Guerre en UkraineUne journaliste russe lève le voile sur la propagande du Kremlin
Zhanna Agalakova a travaillé pour une télévision russe, comme correspondante à Paris. Elle a démissionné en signe de protestation contre la guerre en Ukraine, afin que les gens arrêtent d’«être zombifiés».
«Manipulation», bribes de réel tordues pour former des «mensonges», référence fallacieuse aux nazis… Une journaliste russe d’une grande chaîne de télévision, qui a démissionné à cause de la guerre en Ukraine, a donné à voir de l’intérieur, mardi, la «propagande» qui règne dans son pays. «Je veux que la Russie m’entende, que les gens apprennent à distinguer la propagande, arrêtent d’être zombifiés», s’est justifiée Zhanna Agalakova lors d’une conférence de presse organisée par l’organisation de défense des journalistes RSF (Reporters sans frontières), à Paris.
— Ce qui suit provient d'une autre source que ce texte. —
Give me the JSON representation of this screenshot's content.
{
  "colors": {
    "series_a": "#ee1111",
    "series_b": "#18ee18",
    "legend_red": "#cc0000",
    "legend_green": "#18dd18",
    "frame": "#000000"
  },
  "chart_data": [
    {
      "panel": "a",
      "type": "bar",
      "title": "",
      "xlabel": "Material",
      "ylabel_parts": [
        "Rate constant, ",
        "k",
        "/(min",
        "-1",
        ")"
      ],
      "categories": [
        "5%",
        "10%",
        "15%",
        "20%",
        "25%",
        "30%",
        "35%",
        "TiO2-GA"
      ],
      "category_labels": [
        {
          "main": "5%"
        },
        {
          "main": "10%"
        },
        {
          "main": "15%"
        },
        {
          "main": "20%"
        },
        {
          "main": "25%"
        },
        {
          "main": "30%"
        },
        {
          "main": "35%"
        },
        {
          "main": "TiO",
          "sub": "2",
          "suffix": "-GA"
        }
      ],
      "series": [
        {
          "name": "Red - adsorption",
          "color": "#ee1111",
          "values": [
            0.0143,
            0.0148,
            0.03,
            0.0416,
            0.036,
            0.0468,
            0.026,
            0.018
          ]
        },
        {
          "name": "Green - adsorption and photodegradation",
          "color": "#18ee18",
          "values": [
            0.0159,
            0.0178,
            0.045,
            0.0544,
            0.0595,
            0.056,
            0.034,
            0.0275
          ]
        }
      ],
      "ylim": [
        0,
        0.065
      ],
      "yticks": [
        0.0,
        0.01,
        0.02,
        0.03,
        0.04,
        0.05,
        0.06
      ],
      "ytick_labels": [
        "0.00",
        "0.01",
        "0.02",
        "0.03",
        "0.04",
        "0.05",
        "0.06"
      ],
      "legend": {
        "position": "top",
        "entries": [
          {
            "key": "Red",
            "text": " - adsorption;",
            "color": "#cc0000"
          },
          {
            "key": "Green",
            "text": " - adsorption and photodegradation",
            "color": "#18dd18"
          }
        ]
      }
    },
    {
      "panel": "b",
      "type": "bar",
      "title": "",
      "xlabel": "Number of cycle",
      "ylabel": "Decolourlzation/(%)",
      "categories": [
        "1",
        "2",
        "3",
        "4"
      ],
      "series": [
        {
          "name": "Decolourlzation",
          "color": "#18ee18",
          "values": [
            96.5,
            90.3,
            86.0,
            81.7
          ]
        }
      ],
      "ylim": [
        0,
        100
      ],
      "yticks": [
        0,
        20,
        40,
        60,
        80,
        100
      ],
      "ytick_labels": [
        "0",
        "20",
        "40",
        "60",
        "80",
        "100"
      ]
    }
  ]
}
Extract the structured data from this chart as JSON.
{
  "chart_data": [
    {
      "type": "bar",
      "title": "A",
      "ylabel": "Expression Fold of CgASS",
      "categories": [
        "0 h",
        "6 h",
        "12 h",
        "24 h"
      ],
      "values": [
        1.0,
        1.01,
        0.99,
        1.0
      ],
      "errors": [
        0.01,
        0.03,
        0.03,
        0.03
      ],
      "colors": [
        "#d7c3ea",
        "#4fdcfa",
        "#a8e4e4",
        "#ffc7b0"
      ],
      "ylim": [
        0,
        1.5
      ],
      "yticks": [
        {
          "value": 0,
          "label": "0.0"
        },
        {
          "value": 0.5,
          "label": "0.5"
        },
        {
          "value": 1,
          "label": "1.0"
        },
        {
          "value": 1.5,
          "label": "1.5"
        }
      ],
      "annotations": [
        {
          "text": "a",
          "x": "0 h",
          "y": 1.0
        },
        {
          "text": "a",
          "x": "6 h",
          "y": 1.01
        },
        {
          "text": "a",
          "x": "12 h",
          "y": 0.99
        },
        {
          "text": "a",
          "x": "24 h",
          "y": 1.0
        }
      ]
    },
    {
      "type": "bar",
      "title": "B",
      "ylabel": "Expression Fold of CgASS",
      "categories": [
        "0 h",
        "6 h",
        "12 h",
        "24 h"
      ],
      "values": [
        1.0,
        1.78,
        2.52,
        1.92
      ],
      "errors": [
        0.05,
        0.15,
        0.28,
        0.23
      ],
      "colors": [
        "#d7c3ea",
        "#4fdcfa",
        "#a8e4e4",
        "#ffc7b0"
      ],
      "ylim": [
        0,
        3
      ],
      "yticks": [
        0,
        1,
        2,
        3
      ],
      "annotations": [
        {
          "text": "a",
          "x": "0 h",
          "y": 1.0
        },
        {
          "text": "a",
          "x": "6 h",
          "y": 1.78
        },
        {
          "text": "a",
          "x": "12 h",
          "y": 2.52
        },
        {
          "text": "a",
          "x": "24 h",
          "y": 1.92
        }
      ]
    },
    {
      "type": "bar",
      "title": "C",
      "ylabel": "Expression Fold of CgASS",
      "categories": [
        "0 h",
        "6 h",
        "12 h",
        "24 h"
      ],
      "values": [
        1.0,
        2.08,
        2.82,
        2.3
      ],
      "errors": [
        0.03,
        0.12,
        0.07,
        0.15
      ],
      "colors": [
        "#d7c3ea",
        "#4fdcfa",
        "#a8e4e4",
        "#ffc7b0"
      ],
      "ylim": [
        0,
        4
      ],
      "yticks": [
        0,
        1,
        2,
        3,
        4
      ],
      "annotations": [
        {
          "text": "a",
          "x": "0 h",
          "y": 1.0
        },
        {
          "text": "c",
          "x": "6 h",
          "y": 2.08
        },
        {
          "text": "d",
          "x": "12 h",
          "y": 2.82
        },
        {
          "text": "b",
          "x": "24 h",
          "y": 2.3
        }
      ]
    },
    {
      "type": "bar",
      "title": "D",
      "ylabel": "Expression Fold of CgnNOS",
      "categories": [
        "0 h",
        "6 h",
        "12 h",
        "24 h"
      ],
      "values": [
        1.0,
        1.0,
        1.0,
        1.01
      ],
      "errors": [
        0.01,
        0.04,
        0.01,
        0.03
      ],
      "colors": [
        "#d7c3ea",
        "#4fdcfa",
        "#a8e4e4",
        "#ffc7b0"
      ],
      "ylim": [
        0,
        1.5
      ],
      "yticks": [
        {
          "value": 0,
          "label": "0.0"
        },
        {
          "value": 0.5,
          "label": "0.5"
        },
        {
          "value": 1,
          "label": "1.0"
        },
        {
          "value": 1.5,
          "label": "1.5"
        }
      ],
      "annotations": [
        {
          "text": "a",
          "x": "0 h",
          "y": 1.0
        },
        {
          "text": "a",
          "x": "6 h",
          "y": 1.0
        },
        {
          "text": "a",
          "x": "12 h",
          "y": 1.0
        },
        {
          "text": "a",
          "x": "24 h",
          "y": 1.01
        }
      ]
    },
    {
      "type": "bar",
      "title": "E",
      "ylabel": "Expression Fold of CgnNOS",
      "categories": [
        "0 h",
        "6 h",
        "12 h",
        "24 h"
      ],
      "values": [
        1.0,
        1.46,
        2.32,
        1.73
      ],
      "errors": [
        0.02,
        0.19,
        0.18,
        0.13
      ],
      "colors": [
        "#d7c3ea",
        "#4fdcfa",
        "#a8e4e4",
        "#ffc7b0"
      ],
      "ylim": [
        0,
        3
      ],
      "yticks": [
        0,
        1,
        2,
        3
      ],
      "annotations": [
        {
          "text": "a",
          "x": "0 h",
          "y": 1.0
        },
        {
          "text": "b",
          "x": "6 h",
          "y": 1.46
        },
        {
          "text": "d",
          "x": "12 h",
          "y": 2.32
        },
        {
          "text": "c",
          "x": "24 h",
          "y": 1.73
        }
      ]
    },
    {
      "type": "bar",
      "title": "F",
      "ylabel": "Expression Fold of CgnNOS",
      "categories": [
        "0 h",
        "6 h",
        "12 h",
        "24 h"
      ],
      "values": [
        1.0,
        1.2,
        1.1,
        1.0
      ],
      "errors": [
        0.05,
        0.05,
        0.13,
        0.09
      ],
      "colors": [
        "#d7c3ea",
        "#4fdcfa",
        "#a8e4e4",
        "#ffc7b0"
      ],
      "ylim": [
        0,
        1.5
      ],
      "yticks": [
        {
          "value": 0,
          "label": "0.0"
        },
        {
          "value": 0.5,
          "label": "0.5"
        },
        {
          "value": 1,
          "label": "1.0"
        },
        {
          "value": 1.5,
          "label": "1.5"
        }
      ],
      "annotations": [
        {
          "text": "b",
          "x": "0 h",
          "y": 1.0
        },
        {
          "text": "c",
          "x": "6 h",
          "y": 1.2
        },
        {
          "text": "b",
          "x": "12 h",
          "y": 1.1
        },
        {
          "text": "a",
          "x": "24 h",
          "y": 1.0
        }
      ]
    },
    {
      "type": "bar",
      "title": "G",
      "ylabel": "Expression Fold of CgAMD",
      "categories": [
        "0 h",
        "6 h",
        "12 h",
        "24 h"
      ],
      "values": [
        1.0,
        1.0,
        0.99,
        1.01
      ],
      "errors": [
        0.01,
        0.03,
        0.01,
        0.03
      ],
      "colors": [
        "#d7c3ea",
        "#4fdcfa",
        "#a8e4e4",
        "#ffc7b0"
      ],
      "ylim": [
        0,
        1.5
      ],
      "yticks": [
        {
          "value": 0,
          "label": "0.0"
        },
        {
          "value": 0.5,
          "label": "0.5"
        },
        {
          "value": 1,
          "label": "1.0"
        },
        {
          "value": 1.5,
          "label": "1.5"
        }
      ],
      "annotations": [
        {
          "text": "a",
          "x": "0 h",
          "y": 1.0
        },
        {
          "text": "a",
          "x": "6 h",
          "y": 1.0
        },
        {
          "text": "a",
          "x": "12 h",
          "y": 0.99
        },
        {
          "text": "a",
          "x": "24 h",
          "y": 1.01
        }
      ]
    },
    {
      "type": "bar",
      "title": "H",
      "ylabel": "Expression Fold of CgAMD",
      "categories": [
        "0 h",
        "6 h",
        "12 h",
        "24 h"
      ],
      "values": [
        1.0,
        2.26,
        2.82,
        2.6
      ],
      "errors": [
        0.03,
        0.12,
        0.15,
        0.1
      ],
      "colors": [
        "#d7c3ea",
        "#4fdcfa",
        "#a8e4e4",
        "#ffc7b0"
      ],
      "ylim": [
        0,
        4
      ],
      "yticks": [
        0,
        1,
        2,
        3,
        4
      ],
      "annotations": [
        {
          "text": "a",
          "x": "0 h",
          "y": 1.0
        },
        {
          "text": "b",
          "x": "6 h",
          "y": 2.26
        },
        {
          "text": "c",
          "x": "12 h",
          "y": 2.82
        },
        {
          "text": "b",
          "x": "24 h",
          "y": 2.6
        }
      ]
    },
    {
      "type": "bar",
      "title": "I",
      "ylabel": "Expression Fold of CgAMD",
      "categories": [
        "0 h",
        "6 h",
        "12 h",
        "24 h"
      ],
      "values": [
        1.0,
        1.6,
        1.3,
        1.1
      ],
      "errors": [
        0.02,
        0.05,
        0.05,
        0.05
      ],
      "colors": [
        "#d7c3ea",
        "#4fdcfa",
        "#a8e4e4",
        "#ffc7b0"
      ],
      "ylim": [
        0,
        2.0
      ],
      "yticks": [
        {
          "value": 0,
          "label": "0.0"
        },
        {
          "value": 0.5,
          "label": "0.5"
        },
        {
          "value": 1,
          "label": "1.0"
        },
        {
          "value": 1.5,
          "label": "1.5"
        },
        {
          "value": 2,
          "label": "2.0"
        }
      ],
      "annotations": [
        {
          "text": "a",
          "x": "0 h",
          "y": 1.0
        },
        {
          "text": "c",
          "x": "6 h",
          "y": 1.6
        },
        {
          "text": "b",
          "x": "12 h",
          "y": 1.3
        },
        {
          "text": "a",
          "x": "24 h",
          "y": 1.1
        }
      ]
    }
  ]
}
«J’ai beaucoup hésité» avant de prendre la parole, «mais je ne pense pas avoir d’autre choix», a-t-elle ajouté, les larmes aux yeux. Pourquoi maintenant et pas avant la guerre en Ukraine? «J’ai fait des compromis dans ma carrière», mais là, c’était «une ligne rouge», a-t-elle répondu lors de cette conférence tenue en partie en français et en partie traduite du russe. Mi-mars, une autre journaliste, Marina Ovsiannikova, avait marqué les esprits en faisant irruption pendant le journal télévisé de Pervy Kanal et en brandissant une pancarte pour dénoncer l’offensive en Ukraine.
«Ces derniers jours, nous observons des remous à l’intérieur de ces médias de propagande», avec «un certain nombre de démissions, difficiles à chiffrer», a déclaré le secrétaire général de RSF, Christophe Deloire, aux côtés de Zhanna Agalakova. Correspondante pour l’Europe de l’Ouest, depuis Paris, de la chaîne de télévision publique Pervy Kanal, Zhanna Agalakova dit avoir démissionné le 3 mars, une semaine après l’invasion de l’Ukraine. Elle décrit un système médiatique russe «qui transmet uniquement le point de vue du Kremlin».
«Le pouvoir essaye d’étrangler les médias indépendants»
«Nos actualités ne montrent pas le pays, on ne voit pas la Russie. On ne voit que le premier homme du pays, ce qu’il a mangé, à qui il a serré la main, nous l’avons même vu torse nu. Mais on ne sait pas s’il est marié, s’il a des enfants», a-t-elle raconté, en évitant de prononcer le nom du président Vladimir Poutine. «Le pouvoir essaye d’étrangler les médias indépendants» et l’absence de «presse libre» mène au «suicide d’un pays», a-t-elle estimé.
Pour justifier son action en Ukraine, «le pouvoir a joué sur une corde extrêmement sensible pour les Russes», en prétendant lutter contre des groupes nazis, a souligné Zhanna Agalakova. Car le pays reste traumatisé par la Seconde Guerre mondiale et ses «27 millions de morts» soviétiques: «Quand, en Russie, on entend le mot nazi, on n’a qu’une seule réaction: il faut détruire ça. C’est une manipulation, un énorme mensonge.»
Éviter d’être «propagandiste»
Zhanna Agalakova ne travaille plus sur le sol russe depuis 2005. Après avoir présenté les informations, elle est devenue correspondante à Paris cette année-là, a ensuite pris le même poste à New York, en 2013, puis est revenue en France. «Je pensais qu’en racontant la vie en Europe, et surtout à Paris, je pouvais éviter d’être propagandiste», a-t-elle raconté. Selon elle, les choses se sont compliquées en 2014, avec le début du conflit russo-ukrainien en Crimée et dans la région du Donbass.